Average Subsurface Flows of Active and Quiet Regions with Large-Tile Ring-Diagram Analysis

We study large-scale subsurface flows associated with locations of high and low magnetic activity in the near-surface shear layer (NSSL). The flows were derived with ring-diagram analysis applied to Helioseismic and Magnetic Imager (HMI) Dopplergrams using 30 ∘ tiles. The zonal and meridional flows of the high- and low-activity subsets show the expected variation with the solar cycle with the low-activity subset showing flow precursors of cycle activity. We then focus on temporal averages of these flows. The average zonal flow of the high-activity subset is faster than that of the low-activity one at 0 ∘ and 15 ∘ , while they are about the same size at 30 ∘ latitude. The amplitudes of the average meridional flow of the high-activity subset is smaller than those of the low-activity one at 30 ∘ and comparable at 15 ∘ latitude.

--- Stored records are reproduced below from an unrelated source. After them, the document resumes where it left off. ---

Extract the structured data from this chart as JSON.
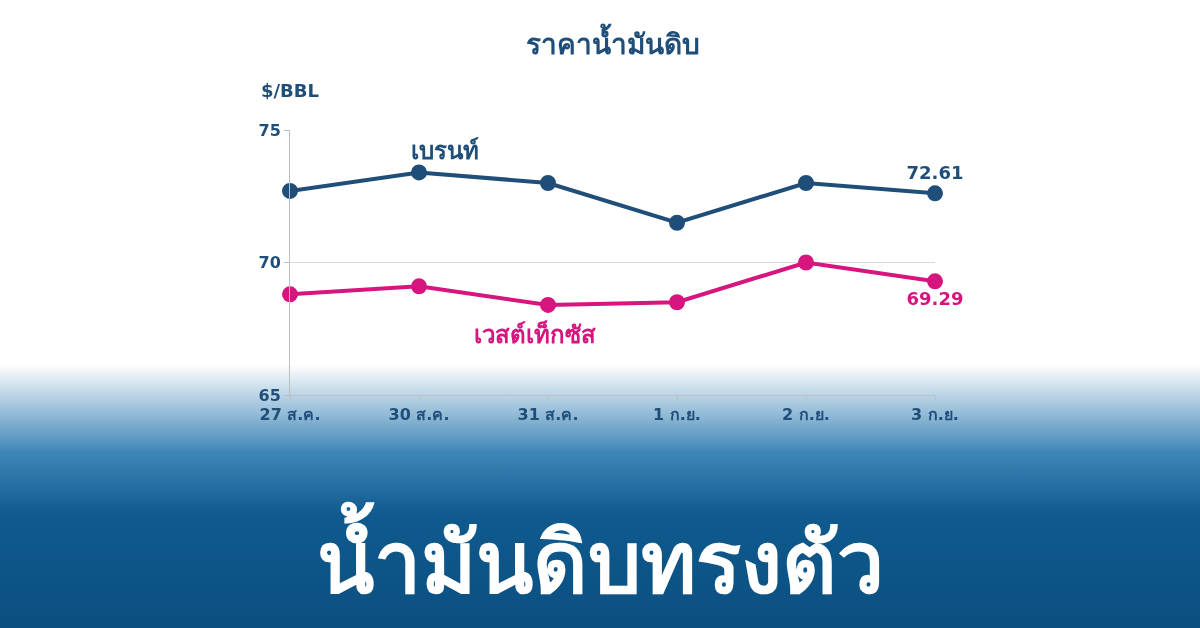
{
  "chart_data": {
    "type": "line",
    "title": "ราคาน้ำมันดิบ",
    "ylabel": "$/BBL",
    "categories": [
      "27 ส.ค.",
      "30 ส.ค.",
      "31 ส.ค.",
      "1 ก.ย.",
      "2 ก.ย.",
      "3 ก.ย."
    ],
    "series": [
      {
        "name": "เบรนท์",
        "color": "#1f4e79",
        "values": [
          72.7,
          73.4,
          73.0,
          71.5,
          73.0,
          72.61
        ],
        "value_labels": [
          null,
          null,
          null,
          null,
          null,
          "72.61"
        ]
      },
      {
        "name": "เวสต์เท็กซัส",
        "color": "#d6157f",
        "values": [
          68.8,
          69.1,
          68.4,
          68.5,
          70.0,
          69.29
        ],
        "value_labels": [
          null,
          null,
          null,
          null,
          null,
          "69.29"
        ]
      }
    ],
    "ylim": [
      65,
      75
    ],
    "yticks": [
      65,
      70,
      75
    ],
    "grid": "y",
    "marker": "circle",
    "line_style": "solid",
    "annotations": [
      "น้ำมันดิบทรงตัว"
    ]
  }
}
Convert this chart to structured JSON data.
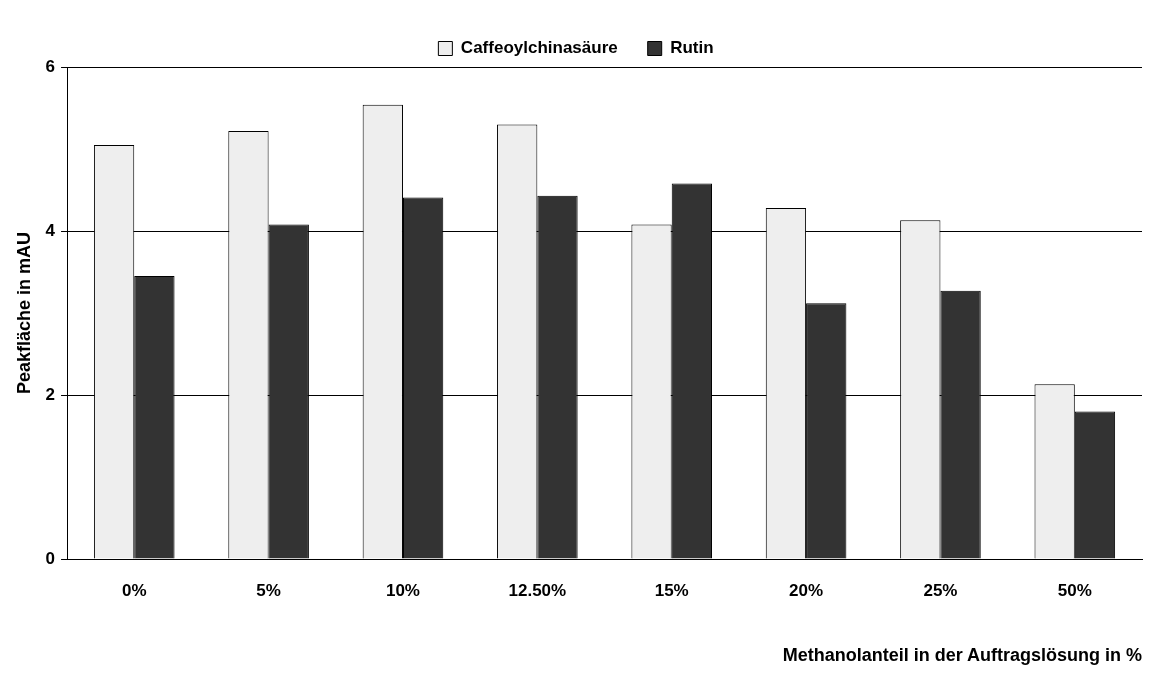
{
  "chart_data": {
    "type": "bar",
    "xlabel": "Methanolanteil in der Auftragslösung in %",
    "ylabel": "Peakfläche in mAU",
    "categories": [
      "0%",
      "5%",
      "10%",
      "12.50%",
      "15%",
      "20%",
      "25%",
      "50%"
    ],
    "series": [
      {
        "name": "Caffeoylchinasäure",
        "color": "#eeeeee",
        "values": [
          5.05,
          5.22,
          5.54,
          5.3,
          4.08,
          4.28,
          4.13,
          2.13
        ]
      },
      {
        "name": "Rutin",
        "color": "#333333",
        "values": [
          3.45,
          4.08,
          4.41,
          4.43,
          4.58,
          3.12,
          3.27,
          1.8
        ]
      }
    ],
    "ylim": [
      0,
      6
    ],
    "yticks": [
      0,
      2,
      4,
      6
    ],
    "grid": "y",
    "legend": "top"
  }
}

The differences between the high- and low-activity subsets indicate the contribution of active regions to the flow pattern. The extra zonal flow of active regions increases with increasing depth, while the extra meridional flow converges near locations of activity. The converging flow is strongest at depths less than about 5 Mm, decreases with increasing depth, and is rather constant at depths greater than about 10 Mm. We then calculate the radial gradients of both flow components and find that those of the high-activity subset are generally more negative than those of the low-activity one. The extra radial gradients of active regions are about the same for both flow components, while the radial gradient of the zonal flow is about one order of magnitude larger than that of the meridional flow. Finally, we determine the radial extent of the NSSL using the radial gradient of the zonal flow and find that the NSSL extends to about 29 Mm at high-activity locations compared to 35 Mm at low-activity ones, or to about 83% of its depth at low-activity locations.